State budget problems could mean significant cuts and higher tuition rates for community colleges, where costs are considerably lower than four-year schools.
The Texas Higher Education Coordinating Board expects community college enrollment to continue a rapid rise because of varied academic offerings, open admissions policies and much more palatable tuition rates. But even school leaders acknowledge that financial challenges loom.
A state budget shortfall that could reach $20 billion is forcing agencies, including community college districts, to propose 10 percent cuts in their financial planning.
Austin Community College President Stephen Kinslow said he hopes to avoid layoffs and reductions in student-support services by cutting back on technology and capital spending. The college would need voter approval to raise property taxes and isn’t planning to pursue that, he said.
“I think it’s clear that tuition will have to be increased,” Kinslow said.

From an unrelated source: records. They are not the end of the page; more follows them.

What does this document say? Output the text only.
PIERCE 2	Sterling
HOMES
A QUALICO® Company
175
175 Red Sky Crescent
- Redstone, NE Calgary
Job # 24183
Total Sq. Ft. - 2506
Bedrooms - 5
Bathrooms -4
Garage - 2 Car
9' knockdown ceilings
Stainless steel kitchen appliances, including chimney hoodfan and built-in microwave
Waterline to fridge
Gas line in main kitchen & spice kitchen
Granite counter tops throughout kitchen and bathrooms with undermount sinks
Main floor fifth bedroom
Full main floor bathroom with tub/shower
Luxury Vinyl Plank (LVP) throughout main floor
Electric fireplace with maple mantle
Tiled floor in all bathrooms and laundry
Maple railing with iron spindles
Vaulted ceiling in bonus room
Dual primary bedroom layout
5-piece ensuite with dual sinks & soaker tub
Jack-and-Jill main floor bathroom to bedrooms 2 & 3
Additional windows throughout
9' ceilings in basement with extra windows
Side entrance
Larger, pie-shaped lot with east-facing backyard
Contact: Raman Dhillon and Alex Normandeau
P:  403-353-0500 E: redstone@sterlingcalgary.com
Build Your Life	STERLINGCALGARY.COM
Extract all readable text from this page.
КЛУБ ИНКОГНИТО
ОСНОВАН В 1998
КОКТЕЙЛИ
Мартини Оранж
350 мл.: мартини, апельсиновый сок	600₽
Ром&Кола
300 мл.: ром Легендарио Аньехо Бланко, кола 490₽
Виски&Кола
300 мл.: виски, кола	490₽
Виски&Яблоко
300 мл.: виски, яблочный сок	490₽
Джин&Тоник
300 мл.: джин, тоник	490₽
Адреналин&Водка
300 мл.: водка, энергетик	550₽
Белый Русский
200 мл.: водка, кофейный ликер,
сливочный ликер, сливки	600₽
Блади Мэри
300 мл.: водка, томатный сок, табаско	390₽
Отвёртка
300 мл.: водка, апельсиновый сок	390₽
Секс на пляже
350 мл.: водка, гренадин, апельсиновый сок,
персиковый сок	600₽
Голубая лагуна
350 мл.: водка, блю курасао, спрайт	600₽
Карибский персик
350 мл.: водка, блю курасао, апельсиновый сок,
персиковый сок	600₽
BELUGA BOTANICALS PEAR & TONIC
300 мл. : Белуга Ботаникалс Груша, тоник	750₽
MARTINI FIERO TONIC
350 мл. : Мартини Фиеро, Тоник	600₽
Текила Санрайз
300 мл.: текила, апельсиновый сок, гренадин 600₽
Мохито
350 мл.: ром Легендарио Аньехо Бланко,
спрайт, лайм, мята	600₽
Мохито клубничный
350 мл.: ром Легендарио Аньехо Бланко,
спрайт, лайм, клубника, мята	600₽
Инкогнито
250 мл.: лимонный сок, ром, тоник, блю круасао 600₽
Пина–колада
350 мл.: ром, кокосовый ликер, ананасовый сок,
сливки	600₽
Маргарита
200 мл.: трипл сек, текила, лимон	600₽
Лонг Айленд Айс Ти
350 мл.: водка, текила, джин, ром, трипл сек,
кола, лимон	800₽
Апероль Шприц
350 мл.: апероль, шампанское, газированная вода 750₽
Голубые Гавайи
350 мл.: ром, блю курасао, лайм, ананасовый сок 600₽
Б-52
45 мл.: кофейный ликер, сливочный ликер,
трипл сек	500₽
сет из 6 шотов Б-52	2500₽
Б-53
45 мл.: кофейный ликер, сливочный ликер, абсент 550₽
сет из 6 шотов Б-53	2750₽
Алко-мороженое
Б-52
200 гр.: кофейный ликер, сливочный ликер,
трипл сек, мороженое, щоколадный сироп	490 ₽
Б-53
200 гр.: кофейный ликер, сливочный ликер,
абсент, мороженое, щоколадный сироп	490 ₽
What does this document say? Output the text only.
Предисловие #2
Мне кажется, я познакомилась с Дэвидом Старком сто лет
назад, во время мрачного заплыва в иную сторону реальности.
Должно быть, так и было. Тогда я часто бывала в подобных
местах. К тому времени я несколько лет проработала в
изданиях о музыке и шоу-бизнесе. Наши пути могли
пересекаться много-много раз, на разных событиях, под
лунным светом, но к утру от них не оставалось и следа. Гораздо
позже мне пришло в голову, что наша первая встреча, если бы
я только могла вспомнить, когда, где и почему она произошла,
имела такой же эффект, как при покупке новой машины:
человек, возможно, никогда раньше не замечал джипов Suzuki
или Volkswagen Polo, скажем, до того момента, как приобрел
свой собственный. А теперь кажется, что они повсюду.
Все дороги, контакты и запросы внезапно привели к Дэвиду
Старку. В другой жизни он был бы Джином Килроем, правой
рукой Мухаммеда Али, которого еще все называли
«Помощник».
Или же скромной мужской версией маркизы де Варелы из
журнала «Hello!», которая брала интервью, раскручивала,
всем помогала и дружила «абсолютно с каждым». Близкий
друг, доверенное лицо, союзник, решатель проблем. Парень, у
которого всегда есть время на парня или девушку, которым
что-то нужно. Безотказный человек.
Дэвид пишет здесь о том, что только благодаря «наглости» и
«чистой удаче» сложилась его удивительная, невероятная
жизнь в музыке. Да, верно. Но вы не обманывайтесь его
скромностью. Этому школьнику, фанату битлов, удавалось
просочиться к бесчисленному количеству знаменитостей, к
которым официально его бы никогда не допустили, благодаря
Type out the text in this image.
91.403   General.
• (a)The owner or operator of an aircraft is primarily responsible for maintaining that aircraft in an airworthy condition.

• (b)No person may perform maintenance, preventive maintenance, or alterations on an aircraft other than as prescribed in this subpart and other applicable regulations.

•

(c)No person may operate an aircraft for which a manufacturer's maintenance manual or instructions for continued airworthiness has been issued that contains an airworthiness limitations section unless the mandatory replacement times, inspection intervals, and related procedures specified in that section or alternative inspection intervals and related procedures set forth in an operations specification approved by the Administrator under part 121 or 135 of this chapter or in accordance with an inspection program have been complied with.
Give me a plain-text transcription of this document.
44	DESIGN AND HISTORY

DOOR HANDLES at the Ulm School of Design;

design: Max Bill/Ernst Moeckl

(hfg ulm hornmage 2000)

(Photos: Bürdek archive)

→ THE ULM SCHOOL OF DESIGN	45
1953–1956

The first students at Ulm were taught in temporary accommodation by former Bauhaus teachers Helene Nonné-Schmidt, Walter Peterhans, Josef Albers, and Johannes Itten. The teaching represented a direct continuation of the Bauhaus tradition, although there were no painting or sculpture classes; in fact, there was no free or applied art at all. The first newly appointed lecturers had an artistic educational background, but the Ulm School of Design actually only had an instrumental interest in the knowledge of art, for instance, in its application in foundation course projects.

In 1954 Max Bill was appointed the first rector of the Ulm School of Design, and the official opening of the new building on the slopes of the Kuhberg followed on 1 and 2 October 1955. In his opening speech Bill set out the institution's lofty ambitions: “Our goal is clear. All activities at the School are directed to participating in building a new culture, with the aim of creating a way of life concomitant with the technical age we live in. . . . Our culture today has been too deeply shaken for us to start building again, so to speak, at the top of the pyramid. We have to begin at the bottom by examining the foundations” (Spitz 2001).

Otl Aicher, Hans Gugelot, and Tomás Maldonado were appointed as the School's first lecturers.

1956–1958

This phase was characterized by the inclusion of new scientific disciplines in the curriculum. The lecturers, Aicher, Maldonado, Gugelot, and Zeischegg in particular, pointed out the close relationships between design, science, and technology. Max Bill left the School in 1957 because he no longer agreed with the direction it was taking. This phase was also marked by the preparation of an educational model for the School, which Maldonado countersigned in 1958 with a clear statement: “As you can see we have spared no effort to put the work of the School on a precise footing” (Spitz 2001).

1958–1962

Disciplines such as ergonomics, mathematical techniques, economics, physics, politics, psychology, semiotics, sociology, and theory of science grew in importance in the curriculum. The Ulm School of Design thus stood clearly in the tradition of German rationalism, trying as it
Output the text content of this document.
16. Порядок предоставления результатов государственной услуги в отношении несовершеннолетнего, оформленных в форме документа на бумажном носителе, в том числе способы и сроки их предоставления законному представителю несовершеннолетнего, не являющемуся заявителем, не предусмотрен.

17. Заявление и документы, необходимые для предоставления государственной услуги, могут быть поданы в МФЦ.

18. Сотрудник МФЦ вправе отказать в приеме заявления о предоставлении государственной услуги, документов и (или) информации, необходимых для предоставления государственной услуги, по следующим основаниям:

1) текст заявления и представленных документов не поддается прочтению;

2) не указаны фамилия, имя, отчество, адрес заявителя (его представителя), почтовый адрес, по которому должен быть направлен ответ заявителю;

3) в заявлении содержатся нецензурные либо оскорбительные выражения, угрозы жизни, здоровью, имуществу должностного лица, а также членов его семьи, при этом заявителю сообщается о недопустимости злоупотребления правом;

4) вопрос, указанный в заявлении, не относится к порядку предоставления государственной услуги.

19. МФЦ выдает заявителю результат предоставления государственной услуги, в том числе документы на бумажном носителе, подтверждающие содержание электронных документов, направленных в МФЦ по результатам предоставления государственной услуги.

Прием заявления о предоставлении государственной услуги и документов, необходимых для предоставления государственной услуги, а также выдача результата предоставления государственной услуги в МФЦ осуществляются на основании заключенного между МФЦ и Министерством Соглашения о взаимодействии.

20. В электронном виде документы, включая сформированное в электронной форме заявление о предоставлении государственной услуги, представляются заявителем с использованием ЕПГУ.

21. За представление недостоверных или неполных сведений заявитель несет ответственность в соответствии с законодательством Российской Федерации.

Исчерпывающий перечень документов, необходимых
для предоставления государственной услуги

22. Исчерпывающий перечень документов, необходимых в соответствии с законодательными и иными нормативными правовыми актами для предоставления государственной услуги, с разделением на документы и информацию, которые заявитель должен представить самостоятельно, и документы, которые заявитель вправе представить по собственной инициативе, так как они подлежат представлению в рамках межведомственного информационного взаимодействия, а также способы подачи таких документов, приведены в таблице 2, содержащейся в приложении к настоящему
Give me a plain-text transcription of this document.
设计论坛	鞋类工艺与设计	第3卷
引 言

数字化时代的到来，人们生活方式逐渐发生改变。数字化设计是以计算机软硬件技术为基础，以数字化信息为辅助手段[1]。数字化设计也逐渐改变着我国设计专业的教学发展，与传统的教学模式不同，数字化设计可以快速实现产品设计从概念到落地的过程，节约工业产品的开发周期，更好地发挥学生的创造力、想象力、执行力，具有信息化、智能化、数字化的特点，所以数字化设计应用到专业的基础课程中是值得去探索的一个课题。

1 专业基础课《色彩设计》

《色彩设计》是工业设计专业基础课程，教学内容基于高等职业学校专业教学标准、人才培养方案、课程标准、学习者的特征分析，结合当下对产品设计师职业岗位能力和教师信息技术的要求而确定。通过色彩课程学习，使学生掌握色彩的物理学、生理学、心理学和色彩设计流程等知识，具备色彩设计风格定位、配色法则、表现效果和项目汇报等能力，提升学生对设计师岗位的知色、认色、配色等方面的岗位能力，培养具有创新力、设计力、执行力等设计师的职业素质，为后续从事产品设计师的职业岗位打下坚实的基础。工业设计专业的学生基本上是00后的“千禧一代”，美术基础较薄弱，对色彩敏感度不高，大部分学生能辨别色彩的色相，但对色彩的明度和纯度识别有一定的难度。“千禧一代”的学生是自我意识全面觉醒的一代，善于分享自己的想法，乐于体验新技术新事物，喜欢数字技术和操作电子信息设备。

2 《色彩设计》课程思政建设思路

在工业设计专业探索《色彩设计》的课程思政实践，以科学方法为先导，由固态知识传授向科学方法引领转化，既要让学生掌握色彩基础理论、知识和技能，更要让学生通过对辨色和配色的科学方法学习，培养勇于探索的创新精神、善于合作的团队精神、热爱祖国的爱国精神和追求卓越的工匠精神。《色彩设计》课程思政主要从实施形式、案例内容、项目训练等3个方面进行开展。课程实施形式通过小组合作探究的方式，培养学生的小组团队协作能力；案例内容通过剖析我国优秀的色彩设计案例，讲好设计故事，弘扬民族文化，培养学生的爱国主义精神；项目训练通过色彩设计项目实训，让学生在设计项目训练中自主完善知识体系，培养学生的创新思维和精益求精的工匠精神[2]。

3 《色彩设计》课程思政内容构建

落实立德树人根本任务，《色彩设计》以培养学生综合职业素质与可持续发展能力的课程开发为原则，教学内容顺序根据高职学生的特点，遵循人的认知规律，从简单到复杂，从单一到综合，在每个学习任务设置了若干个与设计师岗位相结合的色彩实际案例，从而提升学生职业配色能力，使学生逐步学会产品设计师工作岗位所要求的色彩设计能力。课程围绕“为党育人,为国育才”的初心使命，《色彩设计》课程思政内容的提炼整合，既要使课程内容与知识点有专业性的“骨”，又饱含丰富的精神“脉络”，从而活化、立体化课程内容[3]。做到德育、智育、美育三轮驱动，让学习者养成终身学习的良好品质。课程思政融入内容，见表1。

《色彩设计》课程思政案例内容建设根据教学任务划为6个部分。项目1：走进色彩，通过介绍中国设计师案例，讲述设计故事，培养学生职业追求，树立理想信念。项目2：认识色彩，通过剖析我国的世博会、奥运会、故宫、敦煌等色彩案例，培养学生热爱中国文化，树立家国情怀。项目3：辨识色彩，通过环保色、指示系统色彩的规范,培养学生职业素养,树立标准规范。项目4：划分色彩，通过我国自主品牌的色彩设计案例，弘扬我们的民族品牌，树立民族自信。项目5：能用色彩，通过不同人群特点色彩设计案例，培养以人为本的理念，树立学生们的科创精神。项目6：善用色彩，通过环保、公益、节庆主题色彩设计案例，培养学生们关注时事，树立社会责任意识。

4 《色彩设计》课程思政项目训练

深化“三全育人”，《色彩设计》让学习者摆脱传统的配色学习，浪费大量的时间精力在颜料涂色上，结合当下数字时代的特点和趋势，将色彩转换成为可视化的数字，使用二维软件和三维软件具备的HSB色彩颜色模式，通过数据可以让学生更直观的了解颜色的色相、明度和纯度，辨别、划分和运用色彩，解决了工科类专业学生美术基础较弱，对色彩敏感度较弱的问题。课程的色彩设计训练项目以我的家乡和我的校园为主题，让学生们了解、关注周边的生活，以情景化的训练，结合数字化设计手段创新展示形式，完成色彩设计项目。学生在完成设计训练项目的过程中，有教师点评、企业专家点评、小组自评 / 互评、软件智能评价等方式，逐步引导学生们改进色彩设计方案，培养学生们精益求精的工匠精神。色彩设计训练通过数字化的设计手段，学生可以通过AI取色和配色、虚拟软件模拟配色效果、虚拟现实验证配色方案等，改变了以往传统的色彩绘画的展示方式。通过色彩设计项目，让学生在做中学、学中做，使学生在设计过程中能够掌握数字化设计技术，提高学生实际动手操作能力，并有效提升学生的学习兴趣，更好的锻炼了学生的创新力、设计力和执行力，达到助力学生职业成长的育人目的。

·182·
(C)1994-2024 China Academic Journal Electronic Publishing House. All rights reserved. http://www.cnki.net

Community colleges also face challenges in the classroom because only about 30 percent of those who enroll in two-year schools earn a degree or certificate within six years, according to state figures. The six-year graduation rate at public four-year universities in Texas is almost twice that.
Two-year schools also have a harder time keeping students for the second year. About 67 percent of community college students continue after the first year compared to 88 percent at four-year schools.
A four-year school not only offers a better statistical shot at earning a degree but also the chance to absorb broader, life-enriching exposure to the arts, economic issues, global affairs and so forth, said Lisa Fielder, executive director of College Forward, an Austin-based nonprofit that helps low-income students apply to college, obtain financial aid and stay enrolled.
But David Gardner, deputy commissioner of the Higher Education Coordinating Board, said booming enrollment figures at community colleges are a good thing. He said two-year schools are attractive because of cost and access. Moreover, community colleges serve a wide demographic, including working adults, students with families and part-time students, he said.
If budget problems persist, though, community colleges could be forced to make painful cuts to faculty and critical support services.
“We’re being asked to do a great deal more with a great deal less,” Austin Community College’s Kinslow said. “It’s not a good recipe for success and for meeting the state’s goal of ensuring a qualified work force.”